Texte intégral
RÉPUBLIQUE FRANÇAISE
AU NOM DU PEUPLE FRANÇAIS
COUR D'APPEL D'ORLÉANS
Rétention Administrative
des Ressortissants Étrangers
ORDONNANCE du 17 FEVRIER 2026
Minute N°
N° RG 26/00470 - N° Portalis DBVN-V-B7K-HLUP
(1 pages)
Décision déférée : ordonnance du tribunal judiciaire d'Orléans en date du 15 février 2026 à 12h20
Nous, Myriam DE CROUY-CHANEL, présidente de chambre à la Cour d'appel d'Orléans, agissant par délégation de la première présidente de cette cour, assistée de Alexis DOUET, greffier, aux débats et au prononcé de l'ordonnance,
APPELANT :
Monsieur [H] [I] [L]
né le 10 Février 2003 à [Localité 1] (ALGERIE), de nationalité algérienne,
actuellement en rétention administrative dans les locaux ne dépendant pas de l'administration pénitentiaire du centre de rétention administrative d'[Localité 2],
comparant par visioconférence, assisté de Maître Wiyao KAO, avocat au barreau d'ORLEANS,
assisté de Madame [U] [C], interprète en langue , expert près la cour d'appel d'Orléans, qui a prêté son concours lors de l'audience et du prononcé ;
INTIMÉ :
LE PRÉFET DE L'[Localité 3]-ET-[Localité 4]

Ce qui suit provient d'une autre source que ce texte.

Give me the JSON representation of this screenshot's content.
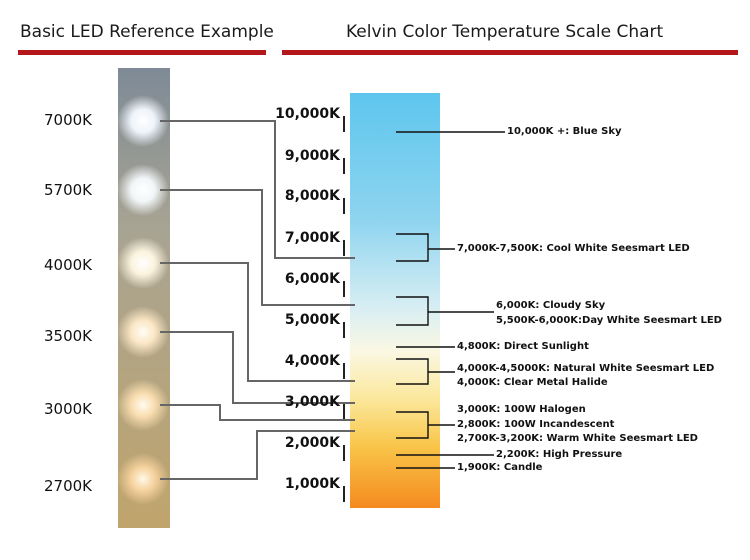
{
  "left_title": "Basic LED Reference Example",
  "right_title": "Kelvin Color Temperature Scale Chart",
  "led_labels": [
    "7000K",
    "5700K",
    "4000K",
    "3500K",
    "3000K",
    "2700K"
  ],
  "scale_labels": [
    "10,000K",
    "9,000K",
    "8,000K",
    "7,000K",
    "6,000K",
    "5,000K",
    "4,000K",
    "3,000K",
    "2,000K",
    "1,000K"
  ],
  "descriptions": {
    "blue_sky": "10,000K +: Blue Sky",
    "cool_white": "7,000K-7,500K: Cool White Seesmart LED",
    "cloudy_sky": "6,000K: Cloudy Sky",
    "day_white": "5,500K-6,000K:Day White Seesmart LED",
    "direct_sunlight": "4,800K: Direct Sunlight",
    "natural_white": "4,000K-4,5000K: Natural White Seesmart LED",
    "metal_halide": "4,000K: Clear Metal Halide",
    "halogen": "3,000K: 100W Halogen",
    "incandescent": "2,800K: 100W Incandescent",
    "warm_white": "2,700K-3,200K: Warm White Seesmart LED",
    "high_pressure": "2,200K: High Pressure",
    "candle": "1,900K: Candle"
  },
  "colors": {
    "accent_rule": "#b3161b",
    "scale_top": "#5ec6ee",
    "scale_mid": "#fbf6e2",
    "scale_bottom": "#f58a1f",
    "led_strip": "#b8a98c"
  }
}
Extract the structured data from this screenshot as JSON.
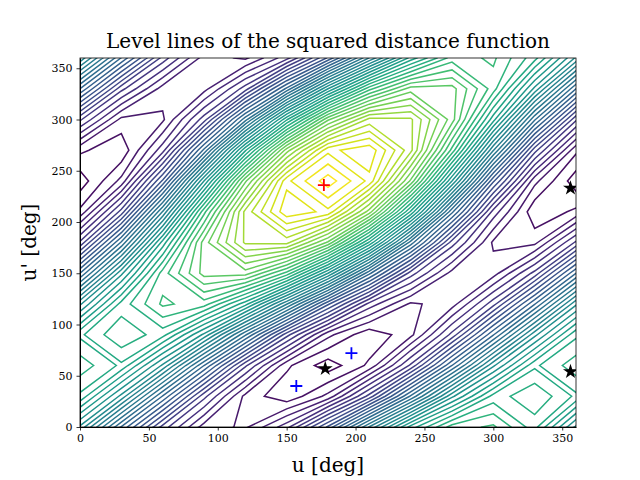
{
  "chart_data": {
    "type": "contour",
    "title": "Level lines of the squared distance function",
    "x_label": "u [deg]",
    "y_label": "u' [deg]",
    "xlim": [
      0,
      360
    ],
    "ylim": [
      0,
      360
    ],
    "xticks": [
      0,
      50,
      100,
      150,
      200,
      250,
      300,
      350
    ],
    "yticks": [
      0,
      50,
      100,
      150,
      200,
      250,
      300,
      350
    ],
    "color": "viridis",
    "x": [
      0,
      30,
      60,
      90,
      120,
      150,
      180,
      210,
      240,
      270,
      300,
      330,
      360
    ],
    "y": [
      0,
      30,
      60,
      90,
      120,
      150,
      180,
      210,
      240,
      270,
      300,
      330,
      360
    ],
    "z": [
      [
        11.4,
        7.96,
        4.8,
        2.76,
        2.4,
        3.8,
        6.6,
        10.04,
        13.2,
        15.24,
        15.6,
        14.2,
        11.4
      ],
      [
        13.89,
        11.34,
        7.96,
        4.67,
        2.34,
        1.6,
        2.65,
        5.2,
        8.58,
        11.87,
        14.2,
        14.94,
        13.89
      ],
      [
        14.8,
        13.89,
        11.4,
        8,
        4.6,
        2.11,
        1.2,
        2.11,
        4.6,
        8,
        11.4,
        13.89,
        14.8
      ],
      [
        13.89,
        14.94,
        14.2,
        11.87,
        8.58,
        5.2,
        2.65,
        1.6,
        2.34,
        4.67,
        7.96,
        11.34,
        13.89
      ],
      [
        11.4,
        14.2,
        15.6,
        15.24,
        13.2,
        10.04,
        6.6,
        3.8,
        2.4,
        2.76,
        4.8,
        7.96,
        11.4
      ],
      [
        8,
        11.87,
        15.24,
        17.2,
        17.24,
        15.33,
        12,
        8.13,
        4.76,
        2.8,
        2.76,
        4.67,
        8
      ],
      [
        4.6,
        8.58,
        13.2,
        17.24,
        19.6,
        19.66,
        17.4,
        13.42,
        8.8,
        4.76,
        2.4,
        2.34,
        4.6
      ],
      [
        2.11,
        5.2,
        10.04,
        15.33,
        19.66,
        21.86,
        21.35,
        18.26,
        13.42,
        8.13,
        3.8,
        1.6,
        2.11
      ],
      [
        1.2,
        2.65,
        6.6,
        12,
        17.4,
        21.35,
        22.8,
        21.35,
        17.4,
        12,
        6.6,
        2.65,
        1.2
      ],
      [
        2.11,
        1.6,
        3.8,
        8.13,
        13.42,
        18.26,
        21.35,
        21.86,
        19.66,
        15.33,
        10.04,
        5.2,
        2.11
      ],
      [
        4.6,
        2.34,
        2.4,
        4.76,
        8.8,
        13.42,
        17.4,
        19.66,
        19.6,
        17.24,
        13.2,
        8.58,
        4.6
      ],
      [
        8,
        4.67,
        2.76,
        2.8,
        4.76,
        8.13,
        12,
        15.33,
        17.24,
        17.2,
        15.24,
        11.87,
        8
      ],
      [
        11.4,
        7.96,
        4.8,
        2.76,
        2.4,
        3.8,
        6.6,
        10.04,
        13.2,
        15.24,
        15.6,
        14.2,
        11.4
      ]
    ],
    "levels": [
      1,
      1.5,
      2,
      2.5,
      3,
      3.5,
      4,
      4.5,
      5,
      5.5,
      6,
      6.5,
      7,
      7.5,
      8,
      8.5,
      9,
      9.5,
      10,
      10.5,
      11,
      11.5,
      12,
      12.5,
      13,
      13.5,
      14,
      14.5,
      15,
      15.5,
      16,
      16.5,
      17,
      17.5,
      18,
      18.5,
      19,
      19.5,
      20,
      20.5,
      21,
      21.5,
      22,
      22.5
    ],
    "series": [
      {
        "color": "#ff0000",
        "marker": "plus",
        "x": [
          177
        ],
        "values": [
          236
        ]
      },
      {
        "color": "#0000ff",
        "marker": "plus",
        "x": [
          157,
          197
        ],
        "values": [
          40,
          72
        ]
      },
      {
        "color": "#000000",
        "marker": "star",
        "x": [
          178,
          356,
          356
        ],
        "values": [
          57,
          233,
          54
        ]
      }
    ]
  }
}
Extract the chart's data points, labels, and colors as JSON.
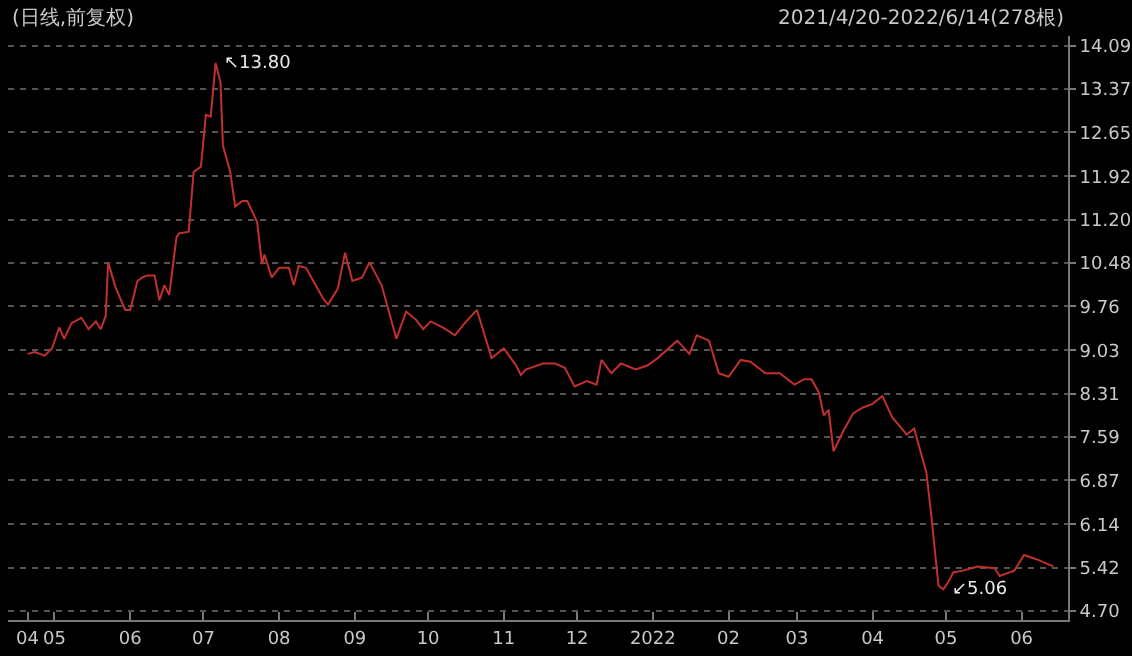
{
  "chart_data": {
    "type": "line",
    "title": "(日线,前复权)",
    "subtitle": "2021/4/20-2022/6/14(278根)",
    "x": [
      "2021-04-20",
      "2021-04-23",
      "2021-04-27",
      "2021-04-30",
      "2021-05-03",
      "2021-05-05",
      "2021-05-08",
      "2021-05-12",
      "2021-05-15",
      "2021-05-18",
      "2021-05-20",
      "2021-05-22",
      "2021-05-23",
      "2021-05-26",
      "2021-05-30",
      "2021-06-01",
      "2021-06-04",
      "2021-06-06",
      "2021-06-08",
      "2021-06-11",
      "2021-06-13",
      "2021-06-15",
      "2021-06-17",
      "2021-06-20",
      "2021-06-21",
      "2021-06-25",
      "2021-06-27",
      "2021-06-30",
      "2021-07-02",
      "2021-07-04",
      "2021-07-06",
      "2021-07-08",
      "2021-07-09",
      "2021-07-12",
      "2021-07-14",
      "2021-07-17",
      "2021-07-19",
      "2021-07-23",
      "2021-07-25",
      "2021-07-26",
      "2021-07-29",
      "2021-08-01",
      "2021-08-05",
      "2021-08-07",
      "2021-08-09",
      "2021-08-12",
      "2021-08-16",
      "2021-08-19",
      "2021-08-21",
      "2021-08-25",
      "2021-08-28",
      "2021-08-31",
      "2021-09-04",
      "2021-09-07",
      "2021-09-12",
      "2021-09-18",
      "2021-09-22",
      "2021-09-26",
      "2021-09-29",
      "2021-10-02",
      "2021-10-07",
      "2021-10-12",
      "2021-10-16",
      "2021-10-21",
      "2021-10-27",
      "2021-11-01",
      "2021-11-06",
      "2021-11-08",
      "2021-11-10",
      "2021-11-17",
      "2021-11-22",
      "2021-11-26",
      "2021-11-30",
      "2021-12-05",
      "2021-12-09",
      "2021-12-11",
      "2021-12-15",
      "2021-12-19",
      "2021-12-25",
      "2021-12-30",
      "2022-01-03",
      "2022-01-11",
      "2022-01-16",
      "2022-01-19",
      "2022-01-24",
      "2022-01-28",
      "2022-02-01",
      "2022-02-06",
      "2022-02-10",
      "2022-02-16",
      "2022-02-22",
      "2022-02-28",
      "2022-03-04",
      "2022-03-07",
      "2022-03-10",
      "2022-03-12",
      "2022-03-14",
      "2022-03-16",
      "2022-03-20",
      "2022-03-24",
      "2022-03-28",
      "2022-04-01",
      "2022-04-05",
      "2022-04-09",
      "2022-04-15",
      "2022-04-18",
      "2022-04-23",
      "2022-04-25",
      "2022-04-27",
      "2022-04-28",
      "2022-04-30",
      "2022-05-02",
      "2022-05-04",
      "2022-05-08",
      "2022-05-14",
      "2022-05-21",
      "2022-05-23",
      "2022-05-29",
      "2022-06-02",
      "2022-06-07",
      "2022-06-14"
    ],
    "series": [
      {
        "color": "#c0302f",
        "values": [
          8.97,
          9.0,
          8.94,
          9.06,
          9.41,
          9.22,
          9.48,
          9.57,
          9.38,
          9.51,
          9.38,
          9.6,
          10.49,
          10.08,
          9.7,
          9.7,
          10.18,
          10.24,
          10.27,
          10.27,
          9.86,
          10.11,
          9.95,
          10.91,
          10.97,
          11.0,
          11.99,
          12.08,
          12.94,
          12.91,
          13.8,
          13.48,
          12.43,
          11.99,
          11.42,
          11.51,
          11.51,
          11.16,
          10.46,
          10.62,
          10.24,
          10.4,
          10.4,
          10.11,
          10.43,
          10.4,
          10.11,
          9.89,
          9.79,
          10.05,
          10.65,
          10.18,
          10.24,
          10.49,
          10.11,
          9.22,
          9.67,
          9.54,
          9.38,
          9.51,
          9.41,
          9.28,
          9.48,
          9.7,
          8.9,
          9.06,
          8.78,
          8.62,
          8.71,
          8.81,
          8.81,
          8.74,
          8.43,
          8.52,
          8.46,
          8.87,
          8.65,
          8.81,
          8.71,
          8.78,
          8.9,
          9.19,
          8.97,
          9.28,
          9.19,
          8.65,
          8.59,
          8.87,
          8.84,
          8.65,
          8.65,
          8.46,
          8.55,
          8.55,
          8.33,
          7.95,
          8.04,
          7.35,
          7.69,
          7.98,
          8.08,
          8.14,
          8.27,
          7.92,
          7.63,
          7.73,
          7.0,
          6.3,
          5.5,
          5.12,
          5.06,
          5.18,
          5.34,
          5.37,
          5.44,
          5.41,
          5.28,
          5.37,
          5.63,
          5.56,
          5.44
        ]
      }
    ],
    "annotations": [
      {
        "text": "↖13.80",
        "x": "2021-07-06",
        "y": 13.8
      },
      {
        "text": "↙5.06",
        "x": "2022-04-30",
        "y": 5.06
      }
    ],
    "xlim": [
      "2021-04-12",
      "2022-06-20"
    ],
    "xticks": [
      {
        "value": "2021-04-20",
        "label": "04"
      },
      {
        "value": "2021-05-01",
        "label": "05"
      },
      {
        "value": "2021-06-01",
        "label": "06"
      },
      {
        "value": "2021-07-01",
        "label": "07"
      },
      {
        "value": "2021-08-01",
        "label": "08"
      },
      {
        "value": "2021-09-01",
        "label": "09"
      },
      {
        "value": "2021-10-01",
        "label": "10"
      },
      {
        "value": "2021-11-01",
        "label": "11"
      },
      {
        "value": "2021-12-01",
        "label": "12"
      },
      {
        "value": "2022-01-01",
        "label": "2022"
      },
      {
        "value": "2022-02-01",
        "label": "02"
      },
      {
        "value": "2022-03-01",
        "label": "03"
      },
      {
        "value": "2022-04-01",
        "label": "04"
      },
      {
        "value": "2022-05-01",
        "label": "05"
      },
      {
        "value": "2022-06-01",
        "label": "06"
      }
    ],
    "ylim": [
      4.55,
      14.25
    ],
    "yticks": [
      {
        "value": 4.7,
        "label": "4.70"
      },
      {
        "value": 5.42,
        "label": "5.42"
      },
      {
        "value": 6.14,
        "label": "6.14"
      },
      {
        "value": 6.87,
        "label": "6.87"
      },
      {
        "value": 7.59,
        "label": "7.59"
      },
      {
        "value": 8.31,
        "label": "8.31"
      },
      {
        "value": 9.03,
        "label": "9.03"
      },
      {
        "value": 9.76,
        "label": "9.76"
      },
      {
        "value": 10.48,
        "label": "10.48"
      },
      {
        "value": 11.2,
        "label": "11.20"
      },
      {
        "value": 11.92,
        "label": "11.92"
      },
      {
        "value": 12.65,
        "label": "12.65"
      },
      {
        "value": 13.37,
        "label": "13.37"
      },
      {
        "value": 14.09,
        "label": "14.09"
      }
    ],
    "grid": "y",
    "marker": "none",
    "line_style": "solid"
  }
}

non comparant, non représenté
MINISTÈRE PUBLIC : avisé de la date et de l'heure de l'audience ;
À notre audience publique tenue en visioconférence au Palais de Justice d'Orléans le 17 février 2026 à 10h00, conformément à l'article L. 743-7 du Code de l'entrée et du séjour des étrangers et du droit d'asile (CESEDA), aucune salle d'audience attribuée au ministère de la justice spécialement aménagée à proximité immédiate du lieu de rétention n'étant disponible pour l'audience de ce jour ;
Statuant en application des articles L. 743-21 à L. 743-23 du Code de l'entrée et du séjour des étrangers et du droit d'asile (CESEDA), et des articles R. 743-10 à R. 743-20 du même code ;
Vu l'ordonnance rendue le 15 février 2026 à 12h20 par le tribunal judiciaire d'Orléans ordonnant la prolongation du maintien de Monsieur [H] [I] [L] dans les locaux non pénitentiaires pour une durée de trente jours ;
Vu l'appel de ladite ordonnance interjeté le 16 février 2026 à 11h01 par Monsieur [H] [I] [L] ;
Après avoir entendu :
- Maître Wiyao KAO en sa plaidoirie,
- Monsieur [H] [I] [L] en ses observations, ayant eu la parole en dernier ;
AVONS RENDU ce jour l'ordonnance publique et réputée contradictoire suivante :
M. [H] [I] [L] soulève en premier lieu l'irrecevabilité de la requête de la préfecture en prolongation de la mesure de rétention administrative en l'absence de production par l'autorité préfectorale des pièces justifiant les diligences de l'administration pour l'exécution de la mesure d'éloignement.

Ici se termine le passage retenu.